Шрифт:
Интервал:
Закладка:
– Только знаешь, я не буду менять фамилию на Гейнз. Фрэнк – ладно, но Ганьон пусть останется. Это все, что связывает меня с родителями.
Она выскользнула из-под одеяла и ушла в кухню готовить для него вымоченные в молоке тосты с кленовым сиропом, которые он съел прямо в постели, под серебряным распятием, а Митци в это время чистила его брюки и мазала гуталином рабочие ботинки. Но красными пузырями уже вскипала мысль, что это пьянящее счастье не может продолжаться долго. Он думал о том, что человек из Монмани называл douceur de vivre[219]. Да, сейчас его кости промаринованы в чаше с вином, но надолго ли его хватит, через сколько дней его вновь насадят на вертел и сунут в пламя?
Митци была в ванной, а Долор совал себе под ноготь булавку до тех пор, пока не показалась кровь, как напоминание о боли и одиночестве, от которых его избавил Бог и святой Иуда.

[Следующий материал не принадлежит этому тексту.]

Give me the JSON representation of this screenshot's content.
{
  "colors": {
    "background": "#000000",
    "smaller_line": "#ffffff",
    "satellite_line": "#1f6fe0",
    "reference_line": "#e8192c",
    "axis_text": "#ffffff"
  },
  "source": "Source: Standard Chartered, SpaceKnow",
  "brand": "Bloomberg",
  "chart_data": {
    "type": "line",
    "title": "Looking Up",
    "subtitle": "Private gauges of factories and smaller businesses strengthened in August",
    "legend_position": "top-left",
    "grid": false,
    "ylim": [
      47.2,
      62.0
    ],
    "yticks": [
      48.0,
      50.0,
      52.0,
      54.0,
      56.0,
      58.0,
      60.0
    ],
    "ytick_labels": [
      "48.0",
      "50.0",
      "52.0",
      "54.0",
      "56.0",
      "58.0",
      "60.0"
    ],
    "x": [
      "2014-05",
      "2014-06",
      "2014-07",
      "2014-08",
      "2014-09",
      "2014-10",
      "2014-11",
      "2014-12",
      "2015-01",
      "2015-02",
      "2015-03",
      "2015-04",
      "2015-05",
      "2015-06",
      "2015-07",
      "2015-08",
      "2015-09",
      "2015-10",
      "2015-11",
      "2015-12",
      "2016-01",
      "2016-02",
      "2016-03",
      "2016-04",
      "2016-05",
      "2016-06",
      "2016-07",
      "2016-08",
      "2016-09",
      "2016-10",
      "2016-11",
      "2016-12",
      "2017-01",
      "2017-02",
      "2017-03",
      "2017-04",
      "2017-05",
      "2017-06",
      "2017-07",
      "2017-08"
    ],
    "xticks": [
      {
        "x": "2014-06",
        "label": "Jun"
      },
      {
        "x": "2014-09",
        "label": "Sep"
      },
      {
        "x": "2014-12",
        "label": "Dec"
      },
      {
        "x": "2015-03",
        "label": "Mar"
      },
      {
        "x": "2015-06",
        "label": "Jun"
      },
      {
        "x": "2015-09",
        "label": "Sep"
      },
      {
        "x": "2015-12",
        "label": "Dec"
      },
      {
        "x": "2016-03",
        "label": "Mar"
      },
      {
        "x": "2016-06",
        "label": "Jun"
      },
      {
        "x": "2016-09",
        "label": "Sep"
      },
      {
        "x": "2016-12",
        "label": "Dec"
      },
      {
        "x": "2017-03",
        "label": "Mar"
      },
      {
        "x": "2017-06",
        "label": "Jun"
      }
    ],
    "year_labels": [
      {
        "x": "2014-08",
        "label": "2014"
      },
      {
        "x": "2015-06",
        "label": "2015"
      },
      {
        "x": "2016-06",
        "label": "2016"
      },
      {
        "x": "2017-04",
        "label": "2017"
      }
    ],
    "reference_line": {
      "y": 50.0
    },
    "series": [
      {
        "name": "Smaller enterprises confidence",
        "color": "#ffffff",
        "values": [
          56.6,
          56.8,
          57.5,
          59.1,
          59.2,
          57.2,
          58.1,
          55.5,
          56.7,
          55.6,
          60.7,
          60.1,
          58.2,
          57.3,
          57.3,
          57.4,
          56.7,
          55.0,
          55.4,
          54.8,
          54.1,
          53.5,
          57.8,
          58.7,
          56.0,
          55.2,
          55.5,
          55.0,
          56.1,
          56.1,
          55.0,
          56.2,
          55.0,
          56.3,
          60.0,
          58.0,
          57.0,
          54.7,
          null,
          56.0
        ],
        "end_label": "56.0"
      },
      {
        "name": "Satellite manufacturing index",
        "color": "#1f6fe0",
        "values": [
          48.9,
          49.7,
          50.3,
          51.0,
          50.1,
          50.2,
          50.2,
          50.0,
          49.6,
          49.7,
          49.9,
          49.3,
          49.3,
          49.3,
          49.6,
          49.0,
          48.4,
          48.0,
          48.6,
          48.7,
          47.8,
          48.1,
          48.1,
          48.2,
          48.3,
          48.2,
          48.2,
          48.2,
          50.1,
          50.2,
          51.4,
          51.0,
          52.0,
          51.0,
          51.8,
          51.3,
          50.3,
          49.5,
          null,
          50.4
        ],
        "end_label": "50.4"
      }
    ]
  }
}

Не отпускала предательская мысль, что он лишь чуть-чуть приподнялся над глубокой ямой – боль и слабость ждут своего часа, чтобы наброситься на него опять; он не излечился.
Эмиль осмотрел аккордеон. Нужен ремонт – одна кнопка немного западает, – хотя кожа на мехах хорошая и вполне еще крепкая, звучит неплохо; он нагнал внутрь дым – проверить, не пропускают ли меха воздух, но дым наружу не вышел. У этого инструмента особенный тон, грустный и эмоциональный. В Луизиане понравится.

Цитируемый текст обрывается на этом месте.